Cancer colorectal : les soupçons sur l’influence de la charcuterie se confirment selon l’INRA

Depuis longtemps soupçonnée de favoriser les cancers du côlon, la consommation de charcuteries fait l'objet de recommandations précises de la part des organismes de prévention du cancer. Pourtant ces recommandations ne reposaient jusqu’à maintenant que sur des corrélations observées au cours d'études épidémiologiques. A l'INRA de Toulouse, une équipe de chercheurs vient de montrer, pour la première fois dans un modèle animal, que la consommation de charcuteries était directement responsable d'une augmentation des lésions pré-tumorales au niveau du côlon.

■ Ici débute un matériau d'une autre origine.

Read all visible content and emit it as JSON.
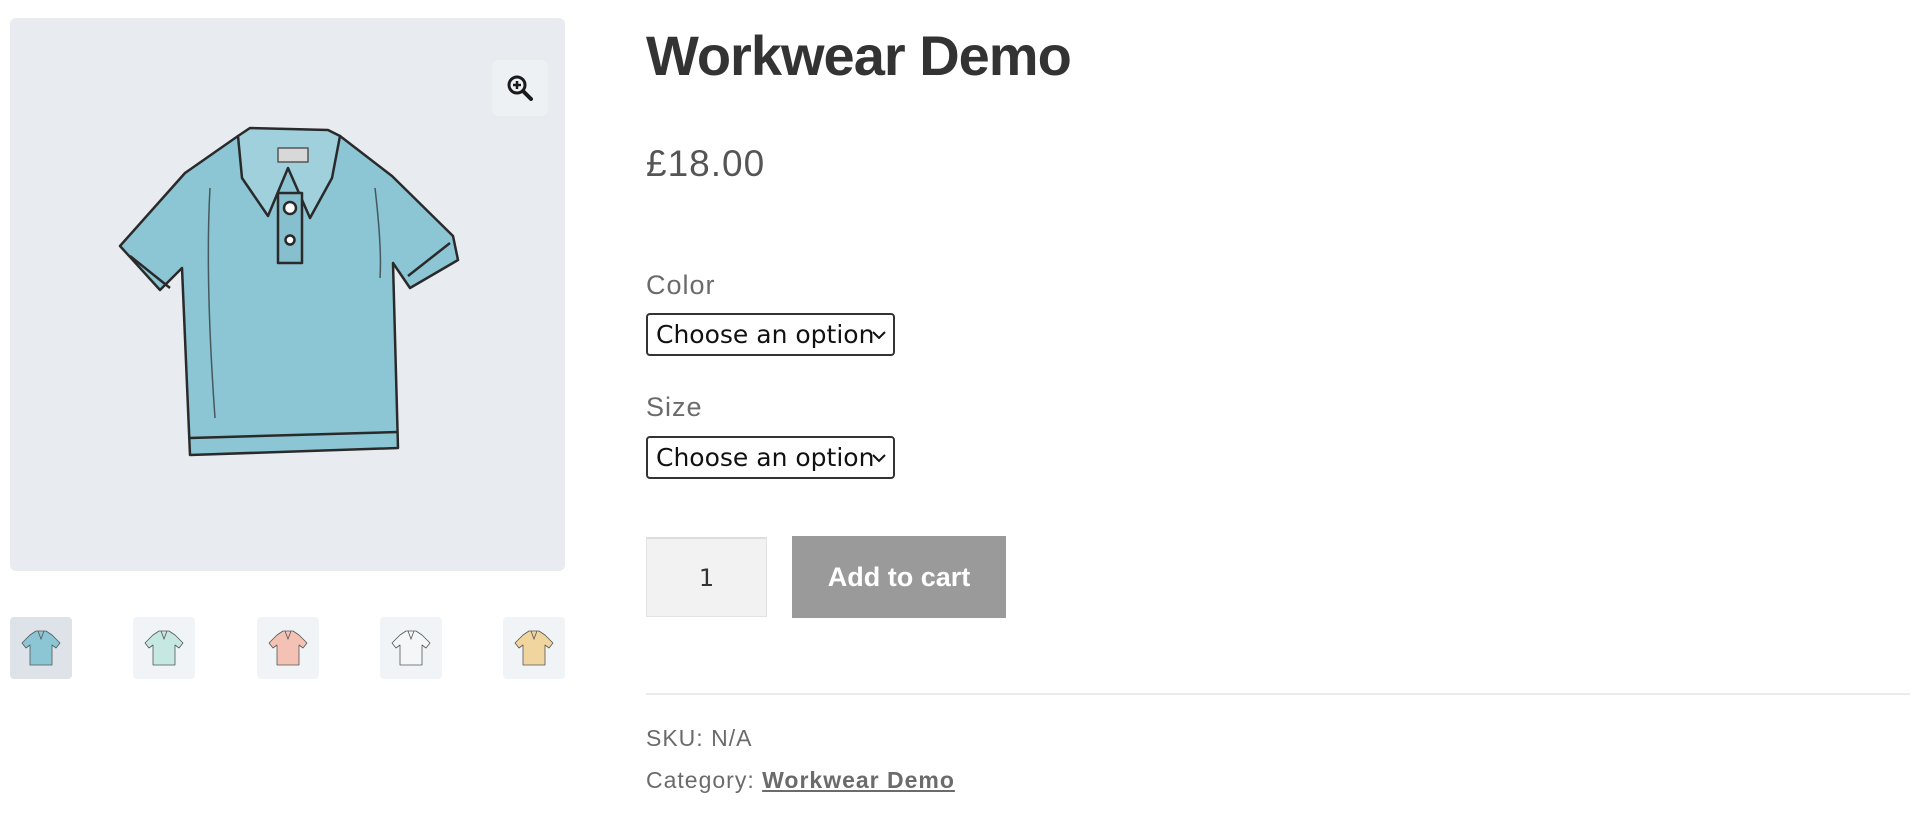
{
  "product": {
    "title": "Workwear Demo",
    "price": "£18.00"
  },
  "gallery": {
    "zoom_icon": "zoom-in-icon",
    "main_image": "blue-polo-shirt",
    "thumbnails": [
      {
        "name": "thumbnail-blue",
        "color": "#8cc6d4",
        "active": true
      },
      {
        "name": "thumbnail-mint",
        "color": "#c6e8e2",
        "active": false
      },
      {
        "name": "thumbnail-pink",
        "color": "#f3c2b4",
        "active": false
      },
      {
        "name": "thumbnail-white",
        "color": "#f4f6f8",
        "active": false
      },
      {
        "name": "thumbnail-yellow",
        "color": "#f1d59f",
        "active": false
      }
    ]
  },
  "variations": {
    "color": {
      "label": "Color",
      "selected": "Choose an option"
    },
    "size": {
      "label": "Size",
      "selected": "Choose an option"
    }
  },
  "cart": {
    "quantity": "1",
    "add_label": "Add to cart"
  },
  "meta": {
    "sku_label": "SKU:",
    "sku_value": "N/A",
    "category_label": "Category:",
    "category_value": "Workwear Demo"
  },
  "colors": {
    "button_disabled": "#9a9a9a",
    "shirt_blue": "#8cc6d4"
  }
}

La consommation de viande rouge et de charcuteries est incriminée depuis plusieurs années dans la survenue de cancers du côlon, première cause de mort par cancer chez les non-fumeurs en France : chaque jour, 100 nouvelles personnes sont atteintes, et 45 en meurent.

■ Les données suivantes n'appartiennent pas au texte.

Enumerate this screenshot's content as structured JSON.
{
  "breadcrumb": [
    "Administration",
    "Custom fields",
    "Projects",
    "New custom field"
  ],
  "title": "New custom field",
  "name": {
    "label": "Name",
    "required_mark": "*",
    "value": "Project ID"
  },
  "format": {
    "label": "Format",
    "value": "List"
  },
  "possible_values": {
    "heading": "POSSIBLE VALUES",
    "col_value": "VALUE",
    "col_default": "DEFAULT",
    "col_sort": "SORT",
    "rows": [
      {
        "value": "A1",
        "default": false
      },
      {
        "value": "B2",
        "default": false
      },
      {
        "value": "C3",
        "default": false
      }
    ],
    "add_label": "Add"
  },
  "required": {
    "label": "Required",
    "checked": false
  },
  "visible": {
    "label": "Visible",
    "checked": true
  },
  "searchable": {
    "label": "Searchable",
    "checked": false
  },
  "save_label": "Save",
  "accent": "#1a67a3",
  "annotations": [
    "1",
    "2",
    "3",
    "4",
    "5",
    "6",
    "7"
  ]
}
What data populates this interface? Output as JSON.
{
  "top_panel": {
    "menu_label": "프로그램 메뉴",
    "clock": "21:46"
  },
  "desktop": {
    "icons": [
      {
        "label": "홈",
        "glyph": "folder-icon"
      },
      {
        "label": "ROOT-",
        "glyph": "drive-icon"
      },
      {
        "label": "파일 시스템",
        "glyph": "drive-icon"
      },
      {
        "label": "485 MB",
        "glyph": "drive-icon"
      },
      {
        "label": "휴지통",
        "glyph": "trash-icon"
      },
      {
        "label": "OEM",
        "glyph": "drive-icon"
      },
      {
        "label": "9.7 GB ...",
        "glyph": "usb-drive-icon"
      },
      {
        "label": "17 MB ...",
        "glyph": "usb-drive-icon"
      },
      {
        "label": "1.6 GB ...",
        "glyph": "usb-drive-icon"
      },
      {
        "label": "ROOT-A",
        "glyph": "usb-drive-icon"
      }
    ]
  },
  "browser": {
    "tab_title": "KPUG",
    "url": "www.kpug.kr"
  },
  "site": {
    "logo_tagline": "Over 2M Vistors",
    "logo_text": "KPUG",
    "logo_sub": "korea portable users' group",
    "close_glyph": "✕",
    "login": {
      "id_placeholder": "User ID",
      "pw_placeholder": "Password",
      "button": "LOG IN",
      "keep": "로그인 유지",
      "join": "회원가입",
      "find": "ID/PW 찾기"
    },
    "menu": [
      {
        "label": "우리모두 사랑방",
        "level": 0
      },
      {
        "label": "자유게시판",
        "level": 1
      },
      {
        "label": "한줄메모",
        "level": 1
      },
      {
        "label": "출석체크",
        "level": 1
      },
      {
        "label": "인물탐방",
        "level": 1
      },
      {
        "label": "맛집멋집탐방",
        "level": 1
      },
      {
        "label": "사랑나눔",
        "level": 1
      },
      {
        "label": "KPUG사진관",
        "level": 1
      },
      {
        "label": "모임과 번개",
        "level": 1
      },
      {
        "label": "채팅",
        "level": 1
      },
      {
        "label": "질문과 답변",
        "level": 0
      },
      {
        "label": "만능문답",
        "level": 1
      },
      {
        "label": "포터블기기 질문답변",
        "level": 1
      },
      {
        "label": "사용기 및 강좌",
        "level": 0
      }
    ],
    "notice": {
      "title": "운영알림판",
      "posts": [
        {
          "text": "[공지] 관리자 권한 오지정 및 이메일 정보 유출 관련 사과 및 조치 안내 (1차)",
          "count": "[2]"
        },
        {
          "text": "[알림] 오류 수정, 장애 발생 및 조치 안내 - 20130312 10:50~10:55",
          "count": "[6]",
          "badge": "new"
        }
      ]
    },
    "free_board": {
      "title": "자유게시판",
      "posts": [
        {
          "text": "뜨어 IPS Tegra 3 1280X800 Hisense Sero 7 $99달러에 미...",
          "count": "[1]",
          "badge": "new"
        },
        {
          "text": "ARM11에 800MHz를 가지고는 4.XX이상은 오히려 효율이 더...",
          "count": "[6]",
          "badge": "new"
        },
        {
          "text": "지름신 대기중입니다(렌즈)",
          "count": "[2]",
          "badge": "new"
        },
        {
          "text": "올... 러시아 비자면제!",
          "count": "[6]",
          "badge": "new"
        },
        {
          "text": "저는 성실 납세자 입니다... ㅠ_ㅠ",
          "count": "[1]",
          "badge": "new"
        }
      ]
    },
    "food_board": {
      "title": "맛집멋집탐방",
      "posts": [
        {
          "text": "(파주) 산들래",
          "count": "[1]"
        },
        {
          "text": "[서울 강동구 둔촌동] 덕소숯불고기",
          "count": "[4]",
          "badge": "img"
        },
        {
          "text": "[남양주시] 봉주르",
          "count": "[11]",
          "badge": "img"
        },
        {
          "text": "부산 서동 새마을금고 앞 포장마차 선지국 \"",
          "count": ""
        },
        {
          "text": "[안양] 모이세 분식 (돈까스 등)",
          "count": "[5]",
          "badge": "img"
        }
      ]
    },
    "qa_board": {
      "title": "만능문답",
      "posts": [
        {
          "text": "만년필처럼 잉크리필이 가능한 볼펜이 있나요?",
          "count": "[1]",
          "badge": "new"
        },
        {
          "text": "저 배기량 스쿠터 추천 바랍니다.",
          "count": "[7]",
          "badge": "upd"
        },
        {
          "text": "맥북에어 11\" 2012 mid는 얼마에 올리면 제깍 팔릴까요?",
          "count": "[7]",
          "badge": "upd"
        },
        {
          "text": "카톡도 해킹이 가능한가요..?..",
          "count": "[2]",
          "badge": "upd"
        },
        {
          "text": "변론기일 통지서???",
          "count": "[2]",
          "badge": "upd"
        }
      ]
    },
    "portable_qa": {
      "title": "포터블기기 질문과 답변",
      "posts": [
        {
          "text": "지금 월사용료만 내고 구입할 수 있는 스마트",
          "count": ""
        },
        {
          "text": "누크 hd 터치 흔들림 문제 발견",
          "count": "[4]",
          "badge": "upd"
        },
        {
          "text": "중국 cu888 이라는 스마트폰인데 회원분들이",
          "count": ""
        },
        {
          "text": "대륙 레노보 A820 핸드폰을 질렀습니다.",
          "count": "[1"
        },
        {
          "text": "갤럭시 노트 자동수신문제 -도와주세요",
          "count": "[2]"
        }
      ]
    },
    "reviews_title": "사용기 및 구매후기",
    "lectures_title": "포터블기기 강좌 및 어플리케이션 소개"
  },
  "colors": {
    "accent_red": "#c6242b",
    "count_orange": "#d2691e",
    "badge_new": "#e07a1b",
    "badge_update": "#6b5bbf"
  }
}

En 2007, le World cancer Research Fund (WCRF) a conclu que la consommation de charcuteries était liée au cancer du côlon, avec un facteur de certitude très élevé, en se basant sur des corrélations observées lors d'études épidémiologiques. Sur cette base, le WCRF a recommandé d'éviter de consommer des charcuteries.

A l'INRA de Toulouse, une équipe de chercheurs, associée à l'Institut du Porc (IFIP), a cherché à comprendre comment les charcuteries pouvaient être promotrices du cancer du côlon. Plus précisément, les chercheurs ont quantifié l'importance de différents facteurs du procédé de fabrication des charcuteries sur la carcinogenèse colorectale.

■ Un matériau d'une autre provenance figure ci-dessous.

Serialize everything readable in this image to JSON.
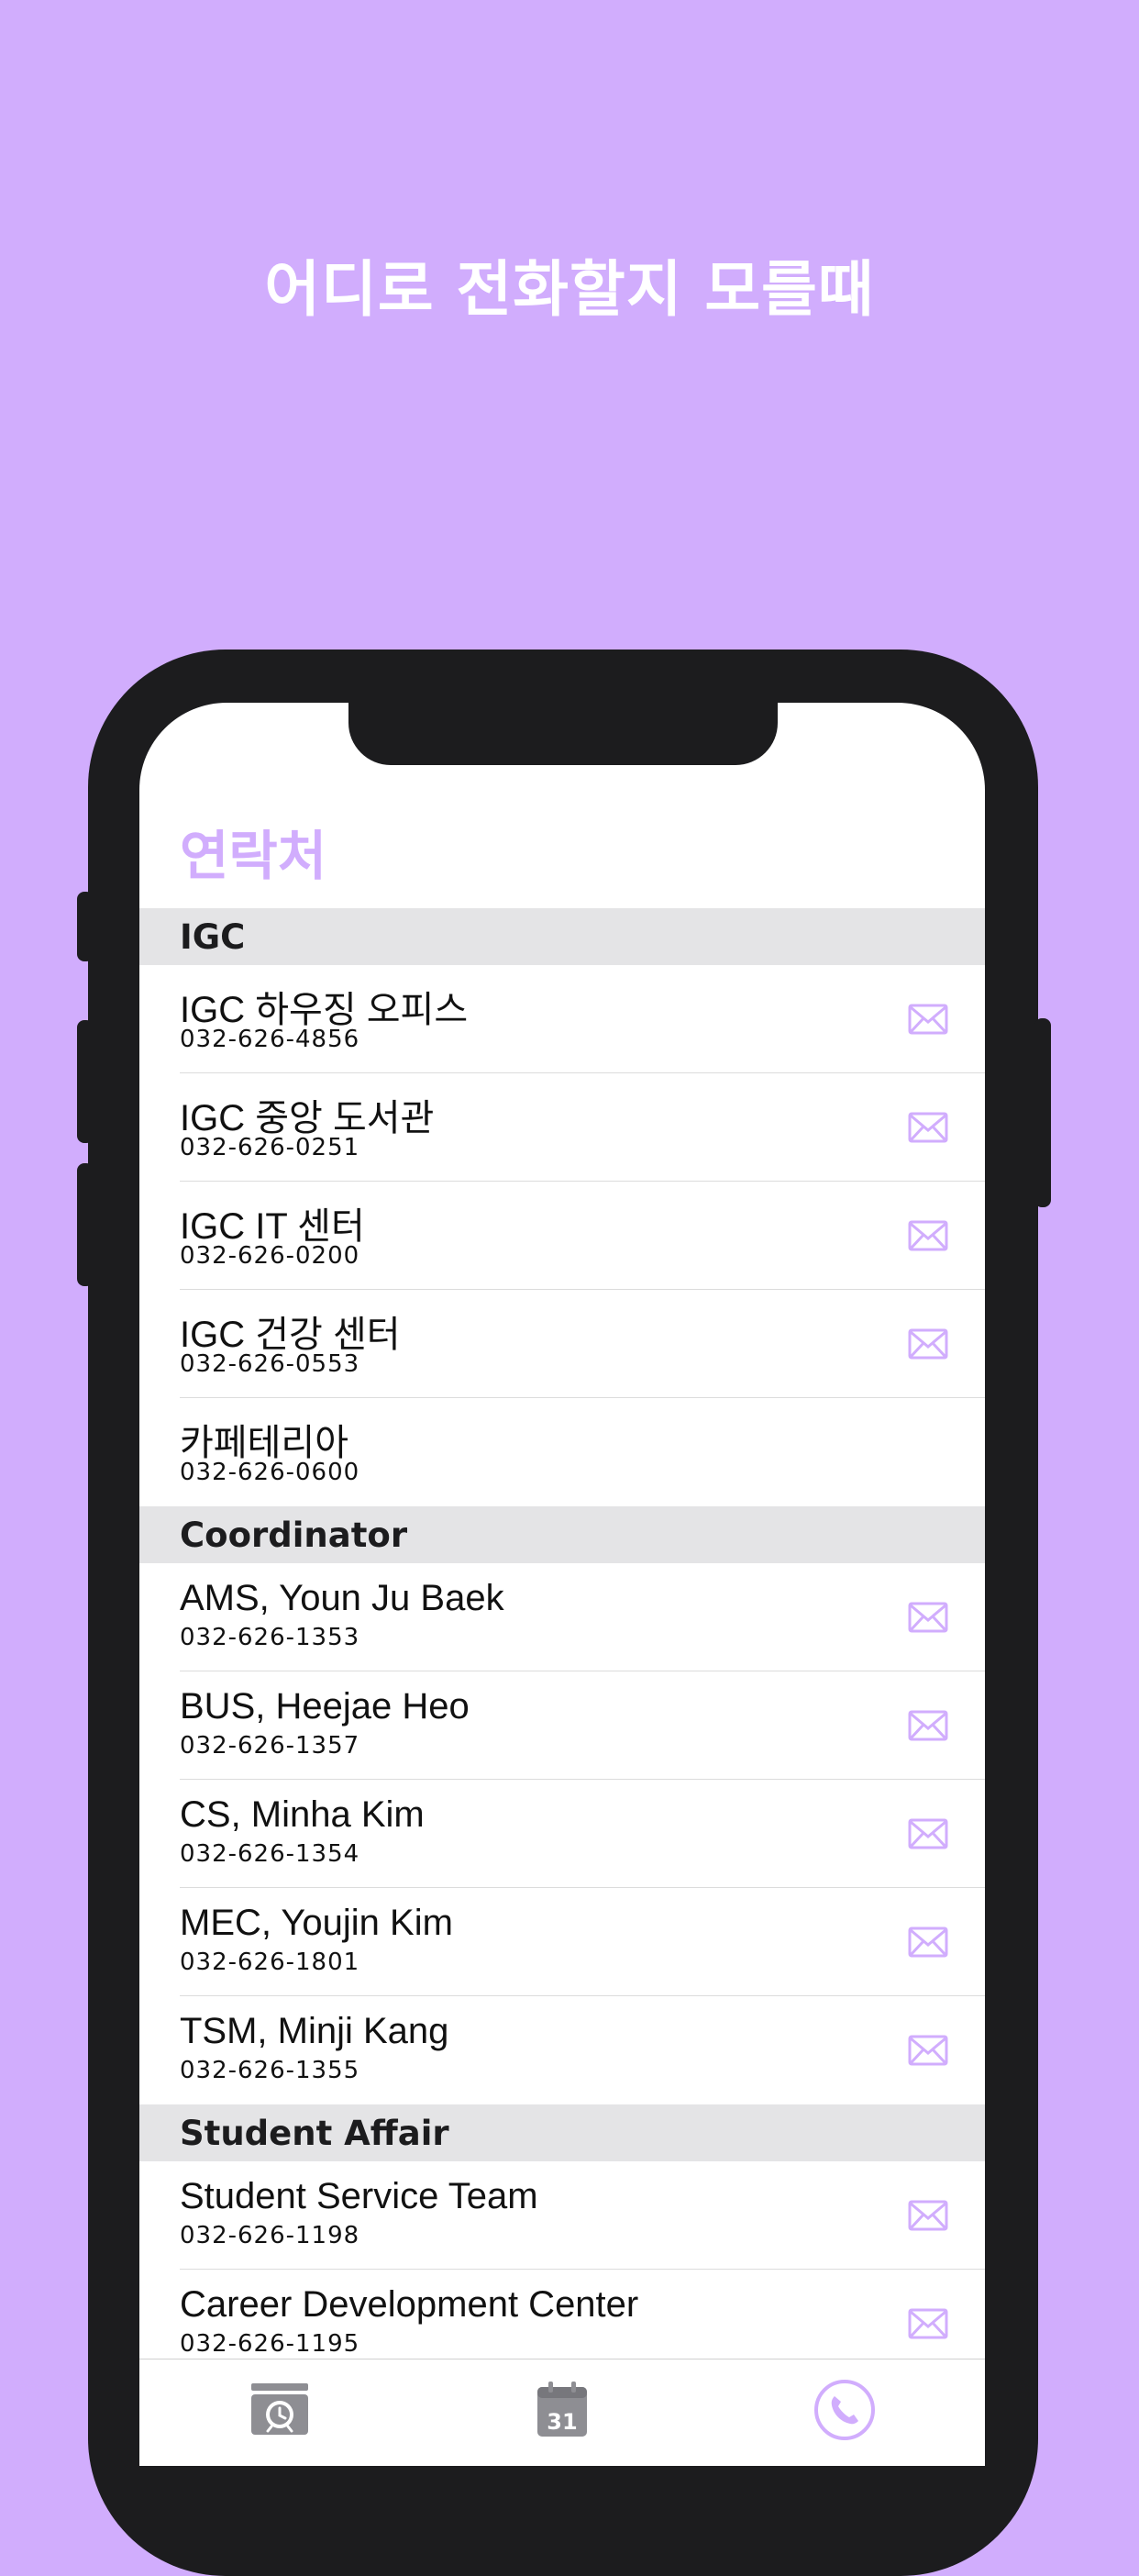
{
  "headline": "어디로 전화할지 모를때",
  "page_title": "연락처",
  "sections": [
    {
      "title": "IGC",
      "contacts": [
        {
          "name": "IGC 하우징 오피스",
          "phone": "032-626-4856",
          "mail": true
        },
        {
          "name": "IGC 중앙 도서관",
          "phone": "032-626-0251",
          "mail": true
        },
        {
          "name": "IGC IT 센터",
          "phone": "032-626-0200",
          "mail": true
        },
        {
          "name": "IGC 건강 센터",
          "phone": "032-626-0553",
          "mail": true
        },
        {
          "name": "카페테리아",
          "phone": "032-626-0600",
          "mail": false
        }
      ]
    },
    {
      "title": "Coordinator",
      "contacts": [
        {
          "name": "AMS, Youn Ju Baek",
          "phone": "032-626-1353",
          "mail": true
        },
        {
          "name": "BUS, Heejae Heo",
          "phone": "032-626-1357",
          "mail": true
        },
        {
          "name": "CS, Minha Kim",
          "phone": "032-626-1354",
          "mail": true
        },
        {
          "name": "MEC, Youjin Kim",
          "phone": "032-626-1801",
          "mail": true
        },
        {
          "name": "TSM, Minji Kang",
          "phone": "032-626-1355",
          "mail": true
        }
      ]
    },
    {
      "title": "Student Affair",
      "contacts": [
        {
          "name": "Student Service Team",
          "phone": "032-626-1198",
          "mail": true
        },
        {
          "name": "Career Development Center",
          "phone": "032-626-1195",
          "mail": true
        }
      ]
    }
  ],
  "tabbar": {
    "items": [
      {
        "icon": "alarm-icon",
        "selected": false
      },
      {
        "icon": "calendar-icon",
        "label": "31",
        "selected": false
      },
      {
        "icon": "phone-icon",
        "selected": true
      }
    ]
  },
  "colors": {
    "background": "#d1adfd",
    "accent": "#d1adfd",
    "section_header_bg": "#e4e4e6",
    "tab_inactive": "#8e8e93",
    "phone_frame": "#1c1c1e"
  }
}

Un récent communiqué publié par l’Institut national de recherche agronomique (INRA) indique que pour la première fois, in vivo chez le rat, une charcuterie modèle riche en hème*, salée, additionnée de nitrites, cuite et oxydée était promotrice de la carcinogenèse colorectale.

Pour arriver à ce résultat, les chercheurs ont testé quatre facteurs représentatifs de la transformation industrielle des charcuteries : la couleur, l'ajout de nitrites, la cuisson et l'oxydation du produit. Après avoir essayé seize combinaisons différentes, ils ont trouvé que l'association de ces quatre facteurs qui mime le procédé de fabrication d'un jambon cuit, puis exposé à l'air, était celle qui générait le plus de lésions précancéreuses au niveau de la muqueuse intestinale.

Selon le communiqué de l’INRA, « le pouvoir promoteur des charcuteries vient probablement de la transformation de l'hème lors du processus de fabrication. En effet celui-ci va subir une réaction chimique qui va le modifier, - la nitrosylation-, lui permettant à son tour de catalyser la formation des agents véritablement cancérigènes : des peroxydes et des composés N-Nitrosés ».

Outre la validation expérimentale des observations de l'épidémiologie, ce travail ouvre la voie à des stratégies de prévention qui consisteraient à modifier le procédé de fabrication des charcuteries (par exemple, contrôler le statut d'oxydation en produisant et conservant les charcuteries dans des milieux dépourvus d'oxygène ou en ajoutant des antioxydants comme la vitamine E) conclut l’INRA.

* la molécule qui donne sa couleur rouge à la viande, et qui lui donne son aspect rosé lorsque cette dernière est cuite. Plus elle est abondante, plus le muscle est rouge. Cette molécule apporte le fer, sous sa forme la plus facilement assimilable pour l'homme.